LA VEGETAZIONE.






Le  associazioni forestali più importanti sono:
-querceto caducifoglia, con rovere, roverella e cerro;
-querceto sempre verde a leccio;
-castagneti e faceti
Una pianta molto diffusa nell'ambiente benacense è il leccio (Quercus ilex):
si trova prevalentemente alle pendici dei monti circostanti il lago, con le radici conficcate nella roccia. Questo fatto lo distingue dal leccio delle aree mediterranee, solitamente situati più a valle. Perchè dunque il leccio gardesano predilige quote più alte? Perchè questa è una pianta termofila e si suppone che,durante l'epoca delle glaciazioni, sia stata costretta a trovare riparo verso l'alto.Oltre il leccio, anche l'agrifoglio (Ilex acquifolium), allegro sempreverde dalle foglie pungenti che si ricopre di rosse drupe durante l'inverno, proviene dall'epoca terziaria. Come ha fatto a sopravvivere l'agrifoglio durante le terribili glaciazioni che ricoprirono la terra? Grazie a qualche esemplare posto in luoghi riparati dal ghiaccio.

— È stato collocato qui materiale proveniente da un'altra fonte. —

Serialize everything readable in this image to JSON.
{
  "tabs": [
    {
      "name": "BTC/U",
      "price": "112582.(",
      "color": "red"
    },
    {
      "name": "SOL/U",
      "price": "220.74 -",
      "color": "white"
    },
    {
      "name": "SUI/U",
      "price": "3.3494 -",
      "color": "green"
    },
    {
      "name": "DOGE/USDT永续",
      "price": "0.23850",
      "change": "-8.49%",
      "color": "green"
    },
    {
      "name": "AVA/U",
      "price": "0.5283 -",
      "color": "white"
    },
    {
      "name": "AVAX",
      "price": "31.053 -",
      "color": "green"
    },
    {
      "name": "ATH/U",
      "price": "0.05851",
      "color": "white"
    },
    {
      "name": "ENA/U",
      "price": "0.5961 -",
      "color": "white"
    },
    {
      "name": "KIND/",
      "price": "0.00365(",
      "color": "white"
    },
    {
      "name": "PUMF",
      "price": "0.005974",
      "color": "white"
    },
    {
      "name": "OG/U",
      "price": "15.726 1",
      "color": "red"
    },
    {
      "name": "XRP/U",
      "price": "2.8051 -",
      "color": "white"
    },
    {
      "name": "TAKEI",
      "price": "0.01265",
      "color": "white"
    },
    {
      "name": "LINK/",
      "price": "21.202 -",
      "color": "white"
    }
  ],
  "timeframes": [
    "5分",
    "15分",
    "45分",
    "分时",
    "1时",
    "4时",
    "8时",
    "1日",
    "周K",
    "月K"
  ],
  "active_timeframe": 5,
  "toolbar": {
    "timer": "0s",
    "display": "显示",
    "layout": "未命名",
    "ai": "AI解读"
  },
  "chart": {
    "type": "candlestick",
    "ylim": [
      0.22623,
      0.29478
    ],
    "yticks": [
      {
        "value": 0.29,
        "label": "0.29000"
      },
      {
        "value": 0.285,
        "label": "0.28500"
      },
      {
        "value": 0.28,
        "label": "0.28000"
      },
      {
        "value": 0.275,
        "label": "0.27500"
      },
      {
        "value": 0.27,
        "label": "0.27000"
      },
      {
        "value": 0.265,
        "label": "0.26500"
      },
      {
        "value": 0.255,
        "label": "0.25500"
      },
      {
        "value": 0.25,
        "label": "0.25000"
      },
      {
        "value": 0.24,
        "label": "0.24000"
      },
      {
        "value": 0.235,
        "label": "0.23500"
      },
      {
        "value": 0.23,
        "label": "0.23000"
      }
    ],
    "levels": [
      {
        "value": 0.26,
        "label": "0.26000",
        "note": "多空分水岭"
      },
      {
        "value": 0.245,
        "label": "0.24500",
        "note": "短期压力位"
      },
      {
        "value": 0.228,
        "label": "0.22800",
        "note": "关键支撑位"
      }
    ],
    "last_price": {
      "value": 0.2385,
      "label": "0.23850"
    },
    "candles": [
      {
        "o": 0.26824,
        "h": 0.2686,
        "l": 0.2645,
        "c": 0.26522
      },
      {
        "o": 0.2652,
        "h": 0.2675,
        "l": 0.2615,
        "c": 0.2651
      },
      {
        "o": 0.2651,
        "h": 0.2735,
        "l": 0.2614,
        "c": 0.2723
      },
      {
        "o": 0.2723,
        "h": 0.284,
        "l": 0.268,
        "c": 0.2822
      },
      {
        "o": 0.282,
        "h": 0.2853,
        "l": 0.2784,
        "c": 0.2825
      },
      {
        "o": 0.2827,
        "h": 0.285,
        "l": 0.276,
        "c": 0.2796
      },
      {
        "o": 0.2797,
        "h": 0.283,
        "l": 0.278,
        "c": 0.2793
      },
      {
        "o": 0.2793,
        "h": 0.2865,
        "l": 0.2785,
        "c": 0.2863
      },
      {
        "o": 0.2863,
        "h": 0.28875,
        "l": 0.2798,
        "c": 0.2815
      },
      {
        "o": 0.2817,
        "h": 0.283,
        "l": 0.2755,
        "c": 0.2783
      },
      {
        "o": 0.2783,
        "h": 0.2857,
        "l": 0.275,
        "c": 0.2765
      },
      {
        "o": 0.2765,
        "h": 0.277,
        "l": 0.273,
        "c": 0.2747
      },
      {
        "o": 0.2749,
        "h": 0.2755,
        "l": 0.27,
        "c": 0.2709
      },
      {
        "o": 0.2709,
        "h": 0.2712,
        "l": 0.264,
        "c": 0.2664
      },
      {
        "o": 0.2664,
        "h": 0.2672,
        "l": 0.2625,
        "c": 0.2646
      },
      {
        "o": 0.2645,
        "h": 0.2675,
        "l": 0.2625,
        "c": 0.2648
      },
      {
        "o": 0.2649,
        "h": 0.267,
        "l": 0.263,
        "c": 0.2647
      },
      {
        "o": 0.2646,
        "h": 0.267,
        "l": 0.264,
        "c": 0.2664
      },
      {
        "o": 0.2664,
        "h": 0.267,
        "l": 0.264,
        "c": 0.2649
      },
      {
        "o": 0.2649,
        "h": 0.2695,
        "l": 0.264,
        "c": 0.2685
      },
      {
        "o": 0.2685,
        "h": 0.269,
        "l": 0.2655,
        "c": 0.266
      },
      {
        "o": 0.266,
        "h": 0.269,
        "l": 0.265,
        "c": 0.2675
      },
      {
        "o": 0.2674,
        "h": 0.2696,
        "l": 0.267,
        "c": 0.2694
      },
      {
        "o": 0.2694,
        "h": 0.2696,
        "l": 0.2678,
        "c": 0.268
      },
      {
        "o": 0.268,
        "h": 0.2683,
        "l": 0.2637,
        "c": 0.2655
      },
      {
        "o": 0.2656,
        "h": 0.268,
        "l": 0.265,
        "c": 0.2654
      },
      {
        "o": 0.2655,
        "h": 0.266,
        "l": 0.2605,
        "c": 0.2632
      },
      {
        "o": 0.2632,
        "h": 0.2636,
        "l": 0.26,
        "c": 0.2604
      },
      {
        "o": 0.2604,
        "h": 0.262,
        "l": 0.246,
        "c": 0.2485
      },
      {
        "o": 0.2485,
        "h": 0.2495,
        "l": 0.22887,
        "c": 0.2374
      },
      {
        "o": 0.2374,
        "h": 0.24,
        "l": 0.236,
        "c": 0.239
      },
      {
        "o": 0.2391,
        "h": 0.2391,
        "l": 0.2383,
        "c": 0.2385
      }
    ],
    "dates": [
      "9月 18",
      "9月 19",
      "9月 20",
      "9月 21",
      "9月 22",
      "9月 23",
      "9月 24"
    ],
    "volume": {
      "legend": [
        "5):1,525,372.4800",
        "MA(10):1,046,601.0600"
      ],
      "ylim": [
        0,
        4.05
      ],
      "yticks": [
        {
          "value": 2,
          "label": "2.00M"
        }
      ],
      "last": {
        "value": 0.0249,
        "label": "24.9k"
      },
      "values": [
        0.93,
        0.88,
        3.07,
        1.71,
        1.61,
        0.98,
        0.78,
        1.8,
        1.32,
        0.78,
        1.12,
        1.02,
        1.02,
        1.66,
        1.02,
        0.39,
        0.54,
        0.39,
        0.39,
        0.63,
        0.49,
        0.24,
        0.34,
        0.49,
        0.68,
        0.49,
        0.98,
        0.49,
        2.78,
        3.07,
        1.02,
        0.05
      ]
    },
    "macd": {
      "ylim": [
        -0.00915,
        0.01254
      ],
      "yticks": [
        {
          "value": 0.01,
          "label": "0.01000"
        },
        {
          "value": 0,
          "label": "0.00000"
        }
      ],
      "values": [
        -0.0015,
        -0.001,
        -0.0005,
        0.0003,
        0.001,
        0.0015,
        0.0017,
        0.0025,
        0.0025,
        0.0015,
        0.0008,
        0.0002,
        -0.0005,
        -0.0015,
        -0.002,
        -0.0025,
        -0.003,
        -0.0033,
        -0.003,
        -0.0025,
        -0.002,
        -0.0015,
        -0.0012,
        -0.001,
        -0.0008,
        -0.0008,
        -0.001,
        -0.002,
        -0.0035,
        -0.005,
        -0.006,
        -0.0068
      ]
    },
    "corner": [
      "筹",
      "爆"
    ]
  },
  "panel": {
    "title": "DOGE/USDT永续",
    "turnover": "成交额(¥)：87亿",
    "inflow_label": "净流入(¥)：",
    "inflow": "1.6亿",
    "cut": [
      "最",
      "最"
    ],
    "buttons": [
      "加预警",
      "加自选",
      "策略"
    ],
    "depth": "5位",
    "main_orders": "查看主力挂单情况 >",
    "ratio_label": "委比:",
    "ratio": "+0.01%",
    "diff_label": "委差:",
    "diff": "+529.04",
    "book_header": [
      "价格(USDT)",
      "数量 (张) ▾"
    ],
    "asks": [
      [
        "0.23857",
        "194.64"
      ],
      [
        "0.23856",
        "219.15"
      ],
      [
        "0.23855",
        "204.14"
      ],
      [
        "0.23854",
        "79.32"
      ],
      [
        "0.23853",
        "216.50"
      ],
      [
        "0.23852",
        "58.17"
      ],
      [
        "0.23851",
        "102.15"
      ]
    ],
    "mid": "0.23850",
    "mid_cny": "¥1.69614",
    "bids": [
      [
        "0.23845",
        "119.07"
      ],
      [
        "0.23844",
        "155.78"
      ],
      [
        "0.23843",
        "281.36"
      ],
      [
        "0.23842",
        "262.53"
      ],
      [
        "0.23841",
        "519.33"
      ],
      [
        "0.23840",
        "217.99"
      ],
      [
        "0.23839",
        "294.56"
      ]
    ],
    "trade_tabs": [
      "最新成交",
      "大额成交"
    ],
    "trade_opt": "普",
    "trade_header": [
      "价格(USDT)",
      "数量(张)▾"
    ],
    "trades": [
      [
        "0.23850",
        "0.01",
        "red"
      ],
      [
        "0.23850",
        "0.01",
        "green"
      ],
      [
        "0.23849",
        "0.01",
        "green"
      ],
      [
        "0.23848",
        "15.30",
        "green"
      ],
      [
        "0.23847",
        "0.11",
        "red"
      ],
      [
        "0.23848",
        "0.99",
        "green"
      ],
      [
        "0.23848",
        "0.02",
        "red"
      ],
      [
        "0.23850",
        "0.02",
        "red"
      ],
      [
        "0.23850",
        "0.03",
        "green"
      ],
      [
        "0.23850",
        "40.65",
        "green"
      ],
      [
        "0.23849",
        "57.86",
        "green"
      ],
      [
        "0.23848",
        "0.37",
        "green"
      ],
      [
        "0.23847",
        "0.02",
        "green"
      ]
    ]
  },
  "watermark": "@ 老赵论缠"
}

Un'altra pianta importante è la lillà (Syringa vulgaris),in seguito assai diffuso nei giardini come specie coltivata, e altre, essendo sopravvissuta alla glaciazione è definita pianta relittta.
Conosciamo poi la pianta dell'alloro (Laurus nobilis), molto diffusa in tutta la zona del Garda, sia sulle colline moreniche che sull' alto Garda, faceva parte della vegetazione del terziario come il leccio.
La Rosa di Natale, Bucaneve, Dente di cane,sono fiori tipici dei boschi affacciati sul Lago di Garda.